Avec une bonne conduite, on va forcément plus vite
Si elles ne sont pas les seules responsables des retards, les incivilités des usagers nuisent à la ponctualité des transports en commun
Ces incivilités génèrent des tensions entre passagers mais aussi à l’égard du conducteur
Retenir la fermeture des portes après un sprint de 50 m afin de monter dans son bus, son tram, son métro… Un classique des transports en commun mais un geste pas si anodin : « Sur la ligne A du tramway, un blocage de portes à Sainte-Catherine peut être ressenti jusqu’à Mérignac », alerte Philippe Magne, responsable du service temps réel de Keolis Bordeaux, l’opérateur de Transports Bordeaux métropole (TBM), qui a comptabilisé, en 2021, 94,8 millions de voyages sur ses trois lignes de tram et 54,7 millions sur ses 78 lignes de bus.
De l’attente et de l’impatience
Avec une moyenne de 22 secondes d’arrêt à chaque station et à raison de 5 à 6 secondes supplémentaires dues au passage forcé d’un ou plusieurs usagers, la machine a tôt fait de s’enrayer. « Aux heures de pointe, il y a une fréquence d’un passage toutes les trois minutes, poursuit le superviseur de la circulation. Un tram en retard creuse l’écart avec celui qui le précède. Résultat, il y a davantage d’attente aux arrêts suivants et tout le monde veut monter dedans. » Pour TBM, de la tentative d’entrer lors de la fermeture des portes, qui provoque automatiquement leur rouverture, au forcing qui cause leur blocage, en passant par la montée à bord sans avoir laissé descendre les passagers qui quittent la rame, toutes ces mauvaises pratiques nuisent à la fluidité du trafic et se répercutent sur l’ensemble des usagers. « Il faut agir rapidement pour gérer le mécontentement général, explique Philippe Magne. Dans la seconde qui suit la survenue d’un incident, le poste de commande centralisé (PCC) est en alerte. » Autre perturbation, l’oubli de paquets et bagages dans les rames, qui occasionne une interruption totale de la ligne « pendant environ 1 h 30 », fait savoir Keolis. Des cas extrêmes mais pas rares : en 2021, 143 colis ont été déclarés abandonnés.

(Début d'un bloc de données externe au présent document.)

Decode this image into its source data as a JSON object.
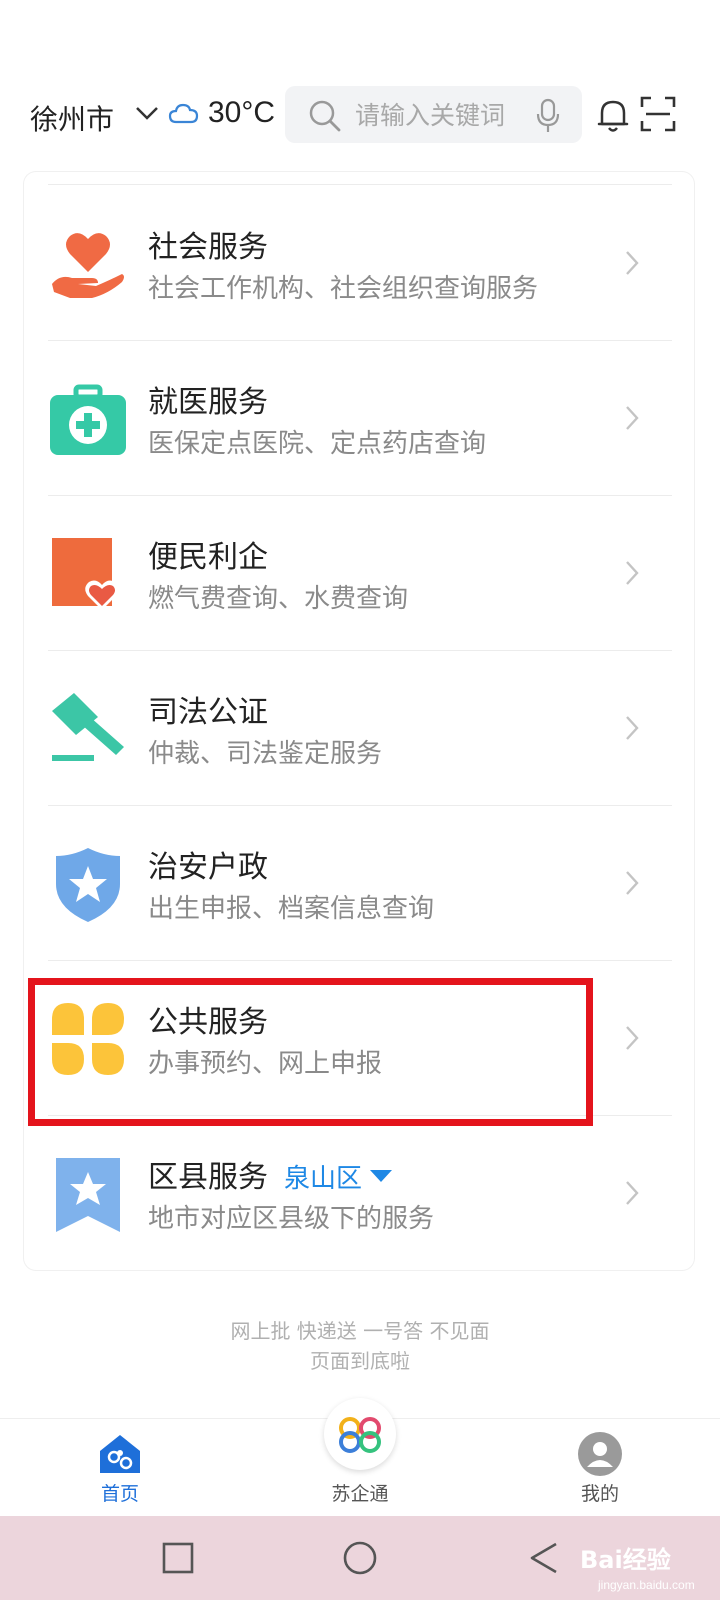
{
  "header": {
    "city": "徐州市",
    "temperature": "30°C",
    "search_placeholder": "请输入关键词"
  },
  "services": [
    {
      "title": "社会服务",
      "desc": "社会工作机构、社会组织查询服务",
      "icon": "heart-hand-icon"
    },
    {
      "title": "就医服务",
      "desc": "医保定点医院、定点药店查询",
      "icon": "medical-kit-icon"
    },
    {
      "title": "便民利企",
      "desc": "燃气费查询、水费查询",
      "icon": "convenience-heart-icon"
    },
    {
      "title": "司法公证",
      "desc": "仲裁、司法鉴定服务",
      "icon": "gavel-icon"
    },
    {
      "title": "治安户政",
      "desc": "出生申报、档案信息查询",
      "icon": "police-shield-icon"
    },
    {
      "title": "公共服务",
      "desc": "办事预约、网上申报",
      "icon": "clover-icon"
    },
    {
      "title": "区县服务",
      "district": "泉山区",
      "desc": "地市对应区县级下的服务",
      "icon": "star-bookmark-icon"
    }
  ],
  "footer": {
    "line1": "网上批 快递送 一号答 不见面",
    "line2": "页面到底啦"
  },
  "tabs": [
    {
      "label": "首页",
      "active": true
    },
    {
      "label": "苏企通",
      "active": false
    },
    {
      "label": "我的",
      "active": false
    }
  ],
  "watermark": {
    "text": "Bai经验",
    "sub": "jingyan.baidu.com"
  },
  "colors": {
    "accent_blue": "#1e6fd9",
    "highlight_red": "#e4141c",
    "nav_bar_bg": "#ecd5dc"
  }
}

Des incidents qui créent, outre du retard, des tensions parmi les voyageurs et, bien souvent, à l’encontre d’une seule personne : le conducteur. « Quand on dérègle les portes du tram, par exemple, toutes les ouvertures sont bloquées, détaille Philippe Magne. Le conducteur est obligé de réinitialiser lui-même la porte, passant au milieu des voyageurs. Il s’expose alors à l’impatience de certains. » La question des incivilités et de l’agressivité qu’elles génèrent envers le personnel est l’une des préoccupations de l’Union des transports publics et ferroviaires (UTP) : « Pour celui qui agresse, le conducteur représente le réseau, mais aussi les forces de l’ordre, les pouvoirs publics et l’Etat. C’est souvent le bouc émissaire », éclaire Mathieu Dufour, son directeur des affaires sociales et de la sûreté, qui note que « les incivilités ont augmenté depuis le premier confinement ». Jusqu’au 3 avril, les messages de la campagne de sensibilisation Coeur de conducteur sont visibles sur l’ensemble du réseau TBM.